- Born: July 23, 1987 (age 39)
- Education: Florida Atlantic University (Bachelor's) East Stroudsburg University of Pennsylvania (Master's) Arizona State University (PhD)
- Website: jessicaknurick.com

= Jessica Knurick =

American dietitian and influencer

Jessica Knurick (born July 23, 1987) is an American nutrition scientist, registered dietitian, science communicator, and social media personality. She is most well known for her content debunking claims associated with the Make America Healthy Again (MAHA) movement.

== Health advocacy ==
Knurick began creating content to combat misinformation regarding prenatal and postpartum care. She said that the concerns of the MAHA movement are based on well-founded concerns about health and chronic illnesses, but their explanations for these issues and proposed solutions are not scientific. Knurick criticized Robert F. Kennedy Jr. for making exaggerated claims about the rate of childhood diabetes and in other topics. Knurick also commented on his misunderstandings of dietary guidelines.

She said she tries to be respectful to people who believe in the MAHA movement, because they may not have thought of the issues outside of the MAHA rhetoric they have heard. Knurick said that she had no sympathy for the leaders of the movement, because they "are spreading this misinformation and are making tons of money off of it". She also added that easier access to healthcare and nutrition improved health outcomes, but that programs expanding their access had been cut. Knurick said that MAHA influencers misdirected people on health issues "while enacting policies that are actually making the problem even worse".
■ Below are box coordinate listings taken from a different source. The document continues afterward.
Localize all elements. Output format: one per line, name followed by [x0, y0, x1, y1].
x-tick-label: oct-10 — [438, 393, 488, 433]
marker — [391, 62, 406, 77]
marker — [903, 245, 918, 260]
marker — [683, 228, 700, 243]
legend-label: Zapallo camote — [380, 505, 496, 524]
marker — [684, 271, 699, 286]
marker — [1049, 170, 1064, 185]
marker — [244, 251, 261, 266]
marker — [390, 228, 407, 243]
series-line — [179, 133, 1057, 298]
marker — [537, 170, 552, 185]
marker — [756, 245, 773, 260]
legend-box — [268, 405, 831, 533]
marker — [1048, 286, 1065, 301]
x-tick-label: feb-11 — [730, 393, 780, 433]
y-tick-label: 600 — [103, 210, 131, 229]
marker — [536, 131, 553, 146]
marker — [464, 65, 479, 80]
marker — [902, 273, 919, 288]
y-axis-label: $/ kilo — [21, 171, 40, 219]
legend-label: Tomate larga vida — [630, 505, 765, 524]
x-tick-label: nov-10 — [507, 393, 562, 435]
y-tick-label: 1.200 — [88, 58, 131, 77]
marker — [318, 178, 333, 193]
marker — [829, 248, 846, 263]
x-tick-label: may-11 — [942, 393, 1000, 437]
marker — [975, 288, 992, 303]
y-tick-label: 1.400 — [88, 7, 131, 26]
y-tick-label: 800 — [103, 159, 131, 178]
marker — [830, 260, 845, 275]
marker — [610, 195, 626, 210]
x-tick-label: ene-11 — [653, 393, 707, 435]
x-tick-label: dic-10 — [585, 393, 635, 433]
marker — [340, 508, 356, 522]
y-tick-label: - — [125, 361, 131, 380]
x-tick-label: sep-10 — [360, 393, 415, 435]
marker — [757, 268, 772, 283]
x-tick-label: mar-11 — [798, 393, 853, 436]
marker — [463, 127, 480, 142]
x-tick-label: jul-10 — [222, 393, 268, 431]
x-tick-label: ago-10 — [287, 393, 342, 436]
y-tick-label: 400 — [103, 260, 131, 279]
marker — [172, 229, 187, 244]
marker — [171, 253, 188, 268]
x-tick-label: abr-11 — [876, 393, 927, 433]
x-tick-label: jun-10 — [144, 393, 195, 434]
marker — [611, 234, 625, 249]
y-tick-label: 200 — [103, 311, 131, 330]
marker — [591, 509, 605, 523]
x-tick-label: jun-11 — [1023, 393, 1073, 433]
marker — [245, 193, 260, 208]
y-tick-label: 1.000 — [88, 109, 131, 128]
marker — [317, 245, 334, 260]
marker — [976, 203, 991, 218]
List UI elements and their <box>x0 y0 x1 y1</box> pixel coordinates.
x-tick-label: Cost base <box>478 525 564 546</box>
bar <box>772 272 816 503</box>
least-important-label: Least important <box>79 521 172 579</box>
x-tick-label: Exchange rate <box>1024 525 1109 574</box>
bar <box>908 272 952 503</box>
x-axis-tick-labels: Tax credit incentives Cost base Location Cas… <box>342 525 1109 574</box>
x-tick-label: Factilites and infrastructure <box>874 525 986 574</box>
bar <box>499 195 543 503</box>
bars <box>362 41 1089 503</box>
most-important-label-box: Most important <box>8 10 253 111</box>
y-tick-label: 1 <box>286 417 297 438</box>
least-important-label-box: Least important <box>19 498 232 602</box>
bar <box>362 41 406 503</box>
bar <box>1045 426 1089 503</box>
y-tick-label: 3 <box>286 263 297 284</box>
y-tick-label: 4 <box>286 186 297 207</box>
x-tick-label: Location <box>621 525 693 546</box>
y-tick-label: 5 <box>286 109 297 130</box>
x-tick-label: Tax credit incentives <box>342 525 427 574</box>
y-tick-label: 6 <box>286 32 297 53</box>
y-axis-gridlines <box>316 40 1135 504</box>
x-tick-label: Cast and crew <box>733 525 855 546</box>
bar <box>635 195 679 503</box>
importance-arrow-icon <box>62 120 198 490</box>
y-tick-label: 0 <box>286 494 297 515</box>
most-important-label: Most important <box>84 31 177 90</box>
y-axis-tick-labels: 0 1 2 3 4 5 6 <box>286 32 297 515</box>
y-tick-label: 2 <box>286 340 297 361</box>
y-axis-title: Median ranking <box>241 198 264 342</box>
She supports the practice of water fluoridation. Knurick said that the MAHA movement ignores health disparities, and that water fluoridation helps low-income people who can not afford fluoride treatments or fluoride toothpastes. She said that changes to COVID-19 vaccine recommendations would leave many without insurance coverage for the vaccination, and said that the policy change was "removing access from people". Knurick has said that artificial food dyes are safe, but that they were used in foods she recommends consuming less of, like candies and junk food. She said they are a marketing tool aimed at children, and that using less food dye could lower consumption of junk foods by children. Knurick said that Robert F. Kennedy Jr.'s announcement that food companies would voluntarily end the use of artificial food dyes was performative and not attached to any regulatory action.

== Personal life ==
Knurick is a first-generation college student. Her grandmother taught her to eat nutritious food and to practice self-care, and served as her inspiration to become a registered dietitian. She attended Arizona State University in 2012 for her PhD. Knurick began teaching nutrition science in 2015 at the University of Nevada, Las Vegas, but does not appear to be listed as a current faculty member. She has children, and some of her earlier content was focused on advice for pregnant women and mothers. Knurick works as a consultant.